Così, lo spettatore si ritrova ad assistere ad una scena in macchina, all’interno della quale una giovane ragazza appena uscita da un centro di recupero per tossicodipendenti comunica alla madre che riprenderà a farsi appena possibile, provocando nella genitrice il bisogno di metter fine alla conversazione con un incidente suicida; un uomo che dà della “puttana” alla compagna incinta, lasciandola sola nella sua vettura in preda alle doglie; un adulto che scappa in macchina con la compagna minorenne per chissà quali lidi, nella funesta esitazione di entrambi, consapevoli che non vi sarà mai alcun lido felice; una donna che cerca di raccontare al compagno di aver trascorso la notte con due (o forse più) uomini solo per aver bevuto un bicchiere di troppo nel corso di una noiosa conferenza; due giovani per il quale un videogioco ha più rilevanza morale della fine di una storia d’amore; un appuntamento idealmente romantico tra due giovani che si trasforma in una imperdibile occasione per far emergere distanze che sfociano poi in perfidie e crudeltà.
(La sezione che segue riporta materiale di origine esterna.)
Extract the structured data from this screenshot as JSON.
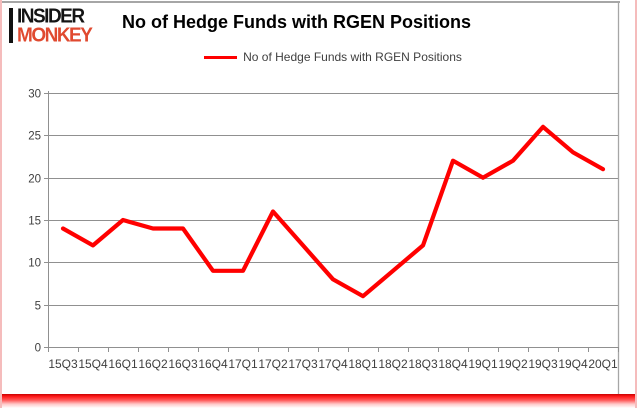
{
  "logo": {
    "line1": "INSIDER",
    "line2": "MONKEY"
  },
  "header": {
    "title": "No of Hedge Funds with RGEN Positions"
  },
  "legend": {
    "label": "No of Hedge Funds with RGEN Positions"
  },
  "colors": {
    "line": "#ff0000",
    "logo_red": "#e04a30",
    "grid": "#909090",
    "frame": "#a6a6a6",
    "axis_text": "#3f3f3f",
    "border_side_pink": "#f5bcbc",
    "border_bottom_red": "#e01010"
  },
  "chart_data": {
    "type": "line",
    "title": "No of Hedge Funds with RGEN Positions",
    "categories": [
      "15Q3",
      "15Q4",
      "16Q1",
      "16Q2",
      "16Q3",
      "16Q4",
      "17Q1",
      "17Q2",
      "17Q3",
      "17Q4",
      "18Q1",
      "18Q2",
      "18Q3",
      "18Q4",
      "19Q1",
      "19Q2",
      "19Q3",
      "19Q4",
      "20Q1"
    ],
    "series": [
      {
        "name": "No of Hedge Funds with RGEN Positions",
        "values": [
          14,
          12,
          15,
          14,
          14,
          9,
          9,
          16,
          12,
          8,
          6,
          9,
          12,
          22,
          20,
          22,
          26,
          23,
          21
        ]
      }
    ],
    "xlabel": "",
    "ylabel": "",
    "ylim": [
      0,
      30
    ],
    "yticks": [
      0,
      5,
      10,
      15,
      20,
      25,
      30
    ],
    "grid": true,
    "legend_position": "top-center"
  }
}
Convince “quasi” tutto di questa pièce: la scenografia dal tocco industrial, la scelta delle musiche (Marilyn Manson, Deep Purple, Nikka Costa, Beatles e Kraftwerk) e la grandissima prova di recitazione di tutti e sei gli attori, bravissimi nel dare voce alla torsione del linguaggio di cui sopra. Il pubblico applaude sinceramente per l’ottima messa in scena, nonostante il didascalico elenco di meschinità (legato a quel “quasi”) che rischia forse, pur consapevolmente, di non rimandare a “qualcosa d’altro” rispetto a quanto narrato nei sei atti di patimenti. La pièce infatti, nell’urgenza di narrare la miseria dell’incomunicabilità tra gli individui, con dialoghi che alla lunga appaiono forse troppo insistenti, sembra smarrire la necessità di offrire un’esperienza estetica compiuta che possa concedere, di tale incomunicabilità, una prospettiva più elevata.